Shares in Parthus Technologies, the Irish chip designer specialising in mobile internet applications, soared 16 per cent yesterday after it unveiled a navigational technology called NavStream that will allow pinpoint location tracking.

Parthus has also signed a licensing agreement with ARM Holdings, the mobile-phone chip designer. ARM will incorporate the technology into its chips, which are used in most of the world's mobile handsets.

The technology works by taking information from a global positioning system that uses satellites. Applications could aid emergency rescues and allow local area marketing to users of mobile phones.

Kevin Fielding, chief operating officer at Parthus, said: "Our technology will be used in automobiles for navigation. It will also be used in cellular phones and personal assistants like Palm Pilot or Psion."

Parthus stock, which floated on 19 May at 85p, closed up 38.5p at 271.5p, valuing the company at £1.45bn. Sales in 1999 were just £19m, but they are expected to grow rapidly as new mobile Net and other intelligent applications are incorporated into mobile handsets.

Brian Long, chief executive of Parthus, said location-based services would serve the markets such as real-time maps and pinpointing the nearest restaurants or banks.

Parthus, like ARM, licenses its designs but does not make the chips itself.
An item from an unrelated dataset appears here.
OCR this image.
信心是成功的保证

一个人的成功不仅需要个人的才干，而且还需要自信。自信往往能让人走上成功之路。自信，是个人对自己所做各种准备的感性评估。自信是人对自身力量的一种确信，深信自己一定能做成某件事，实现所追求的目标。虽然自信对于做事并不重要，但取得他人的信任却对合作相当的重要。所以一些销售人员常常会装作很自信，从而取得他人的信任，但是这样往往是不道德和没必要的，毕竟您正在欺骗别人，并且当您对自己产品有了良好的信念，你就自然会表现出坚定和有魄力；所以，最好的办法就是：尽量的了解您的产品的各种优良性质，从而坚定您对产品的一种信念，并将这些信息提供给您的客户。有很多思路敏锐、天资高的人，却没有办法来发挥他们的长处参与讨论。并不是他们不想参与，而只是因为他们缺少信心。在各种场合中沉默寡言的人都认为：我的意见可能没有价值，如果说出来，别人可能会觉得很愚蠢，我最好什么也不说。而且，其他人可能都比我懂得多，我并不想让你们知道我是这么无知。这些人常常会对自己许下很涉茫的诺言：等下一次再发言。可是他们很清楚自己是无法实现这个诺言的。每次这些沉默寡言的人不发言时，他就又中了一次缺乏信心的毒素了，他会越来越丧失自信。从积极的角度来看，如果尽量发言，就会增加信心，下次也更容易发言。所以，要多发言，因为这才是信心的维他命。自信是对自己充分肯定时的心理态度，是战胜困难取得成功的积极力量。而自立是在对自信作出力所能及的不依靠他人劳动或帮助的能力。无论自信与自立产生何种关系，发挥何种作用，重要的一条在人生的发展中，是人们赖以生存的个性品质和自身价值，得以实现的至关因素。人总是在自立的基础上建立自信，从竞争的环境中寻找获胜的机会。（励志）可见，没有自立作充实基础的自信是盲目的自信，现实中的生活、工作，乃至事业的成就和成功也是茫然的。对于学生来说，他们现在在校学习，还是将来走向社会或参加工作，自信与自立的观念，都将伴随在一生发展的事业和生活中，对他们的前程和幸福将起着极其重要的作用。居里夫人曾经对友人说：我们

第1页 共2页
It collects licence fees of $1m (£680,000) and upwards for a chip design and receives volume-based royalties for each chip manufactured.

"General packet radio switching (GPRS) and higher data rates will make the applications must richer in terms of features that can be added," Mr Fielding said.

GPRS networks, soon to be available in Britain, will allow mobile users to have always-on internet access.

The Federal Communications Commission, the US regulator, has mandated that all mobile handsets in the US after 2001 must have locational capability built in. A similar dictate by the European Union will apply from 2002.